Wayne Duplessis, who lives in Wuhan with his wife and two sons, says he isn't confident that safety measures around travel can adequately protect against infection. 

The World Health Organization declared the outbreak, which has killed 170 people, a public health emergency of international concern on Thursday.

On Wednesday, Foreign Affairs Minister François-Philippe Champagne said the government has chartered an aircraft to repatriate Canadians, and is working with diplomats to organize their extraction from the quarantined region. He said 160 Canadians have requested consular services to date.

Duplessis told The Current's Matt Galloway about why he won't be joining them. Here is part of their conversation.

Why don't you want to get on a plane out of Wuhan, back to Canada? 

My concern is about the nature of this virus. The fact that there's a 14-day incubation period, that we don't know if we are carrying it. We may be asymptomatic for a very long time ... so there is the chance that we could unwittingly infect someone else. You're in a pressurized environment with recycled air.

It's not that we don't want to go. We would certainly like to leave, if the safety measures were in place. 

Wayne Duplessis with his wife, Emily, and their 15-year-old son Wyatt. (Submitted by Wayne Duplessis)

Chinese authorities have said that they won't actually let people who are sick board any planes that are leaving the country. Does that reassure you at all?

Not really. And I'm not saying that to be difficult. We might not know, you might not know unless the test is done. And I know they're getting better at doing these tests.

Can you understand why other Canadians want to leave? They want to be on that first plane, as soon as they can get out of Dodge.

Completely. I mean, you want to blow this Popsicle stand and you want to go home. You've got a baby, you've got young children, you've got a life, you want to get out.

I do not judge anyone in that way. You make the decision for your own family. 

"No cases, and no sick people, will be leaving that city," says Tam.

5 years ago
Duration 1:40
Canada's Chief Public Health Officer Theresa Tam said Chinese authorities will not allow anyone who may be infected with coronavirus to board a plane out of Wuhan.

What is life like in Wuhan right now? I mean, this is a city that we keep describing as being under lockdown. What is it like there? 

It is very much under lockdown. I've got two children here. I've got a 15-year-old son, he's our youngest.
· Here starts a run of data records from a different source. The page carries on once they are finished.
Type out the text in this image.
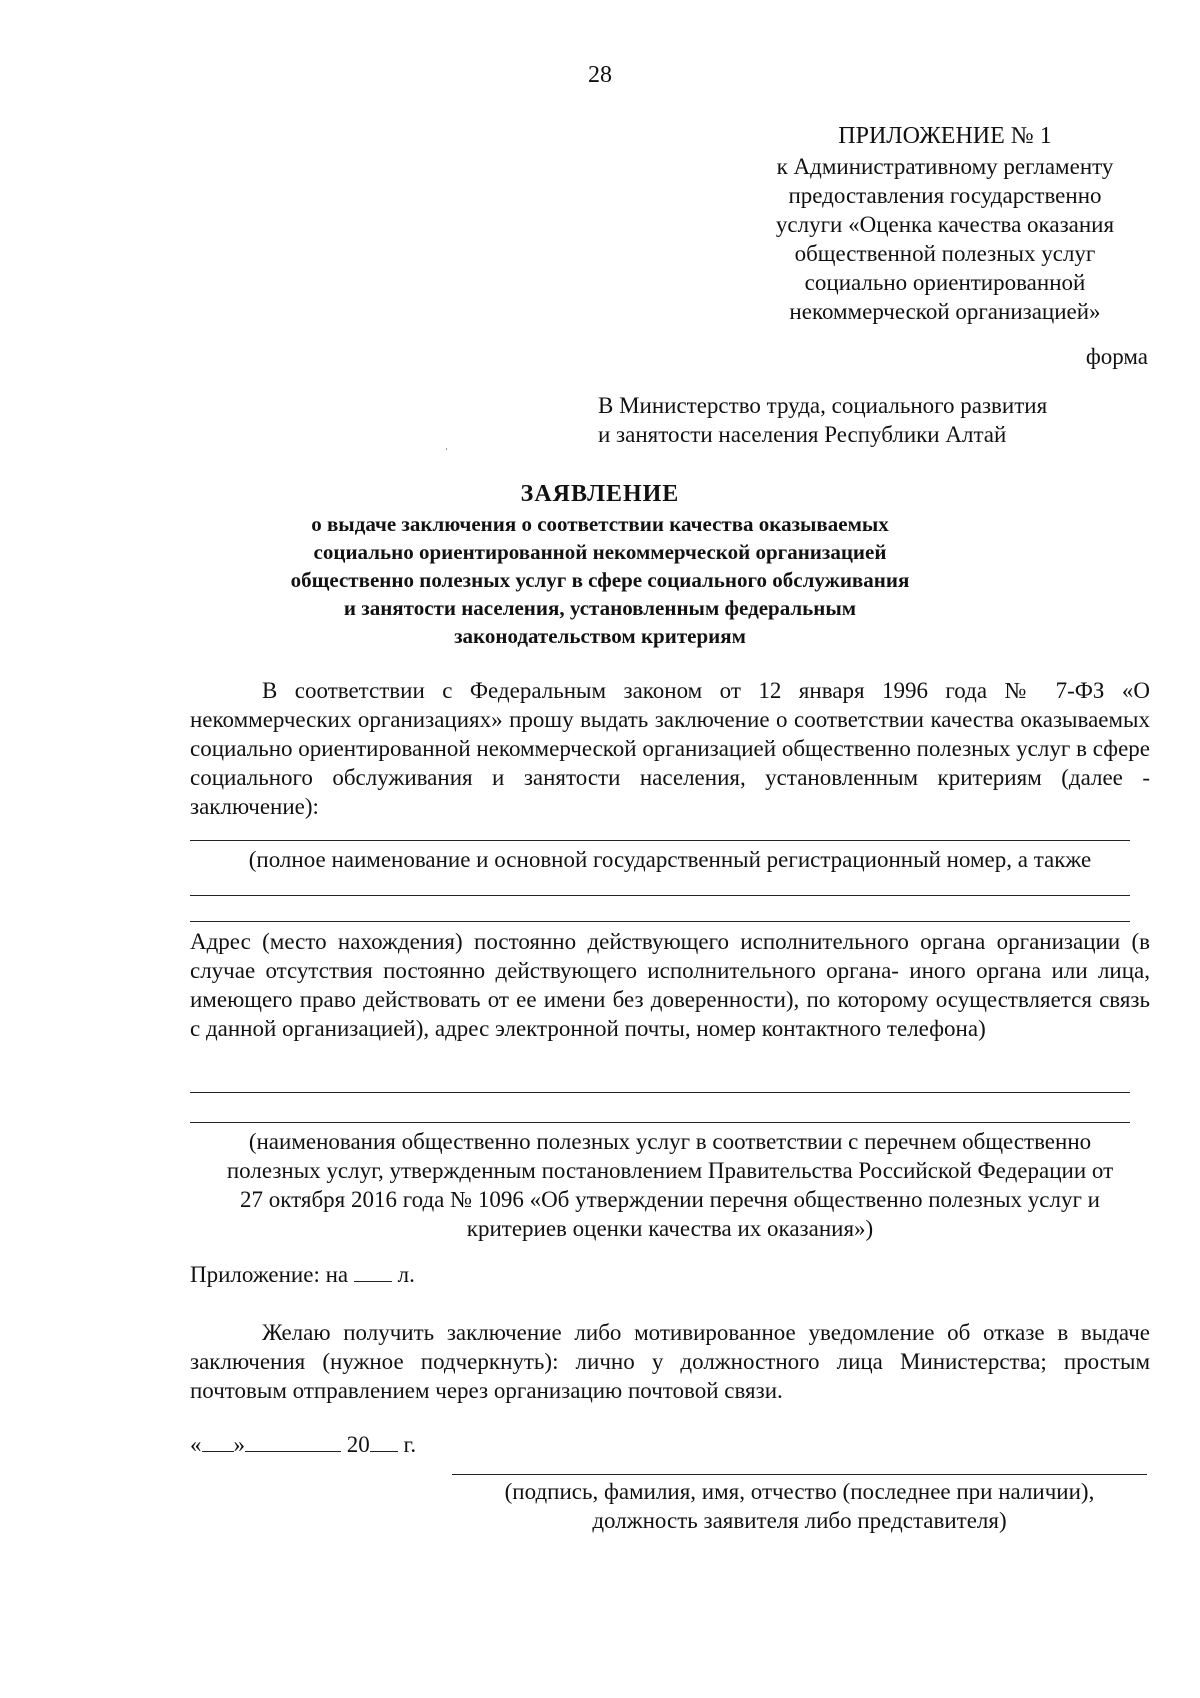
28
ПРИЛОЖЕНИЕ № 1
к Административному регламенту
предоставления государственно
услуги «Оценка качества оказания
общественной полезных услуг
социально ориентированной
некоммерческой организацией»
форма
В Министерство труда, социального развития
и занятости населения Республики Алтай
ЗАЯВЛЕНИЕ
о выдаче заключения о соответствии качества оказываемых
социально ориентированной некоммерческой организацией
общественно полезных услуг в сфере социального обслуживания
и занятости населения, установленным федеральным
законодательством критериям
В соответствии с Федеральным законом от 12 января 1996 года № 7-ФЗ «О некоммерческих организациях» прошу выдать заключение о соответствии качества оказываемых социально ориентированной некоммерческой организацией общественно полезных услуг в сфере социального обслуживания и занятости населения, установленным критериям (далее - заключение):
(полное наименование и основной государственный регистрационный номер, а также
Адрес (место нахождения) постоянно действующего исполнительного органа организации (в случае отсутствия постоянно действующего исполнительного органа- иного органа или лица, имеющего право действовать от ее имени без доверенности), по которому осуществляется связь с данной организацией), адрес электронной почты, номер контактного телефона)
(наименования общественно полезных услуг в соответствии с перечнем общественно
полезных услуг, утвержденным постановлением Правительства Российской Федерации от
27 октября 2016 года № 1096 «Об утверждении перечня общественно полезных услуг и
критериев оценки качества их оказания»)
Приложение: на л.
Желаю получить заключение либо мотивированное уведомление об отказе в выдаче заключения (нужное подчеркнуть): лично у должностного лица Министерства; простым почтовым отправлением через организацию почтовой связи.
« »	20 г.
(подпись, фамилия, имя, отчество (последнее при наличии),
должность заявителя либо представителя)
And I've got a son who is 38. And he's in on the other side of the city. 

We haven't been able to see him since the lockdown. Now, we talk every day on WeChat. But, you know, we'd like to see him, and we certainly want to know that he's OK.

And you can't see him because you can't go across town. Is that it?

There's no taxis, there's no subways, there's no buses, there's no private cars allowed on the road. 

What is that like, to be separated from him? You're in the same city, but you can't actually see him as this story unfolds. 

It's very difficult and it's certainly difficult for his mother as well, certainly for his younger brother, worried about his older brother.

When you go out on the streets, are there people there or is it a bit like a ghost town?

It's a bit like a ghost town. That's the feeling. It's quite eerie; it's quite quiet. 

For a city of 11 million, it is very quiet now. Most people [who] are here, you don't see them until at night. You see the lights on in apartments across the way.

What are you doing in the midst of all of this to stay healthy?

Keeping a routine, I think is the most important thing. I mean, we're trying to eat as well as we can, but getting up in the morning, making our beds, going to the shower, doing all the things that we would normally do — eating breakfast together as we normally do.

But then it changes, and then, you know, instead of going off to school, then we have to find things to do.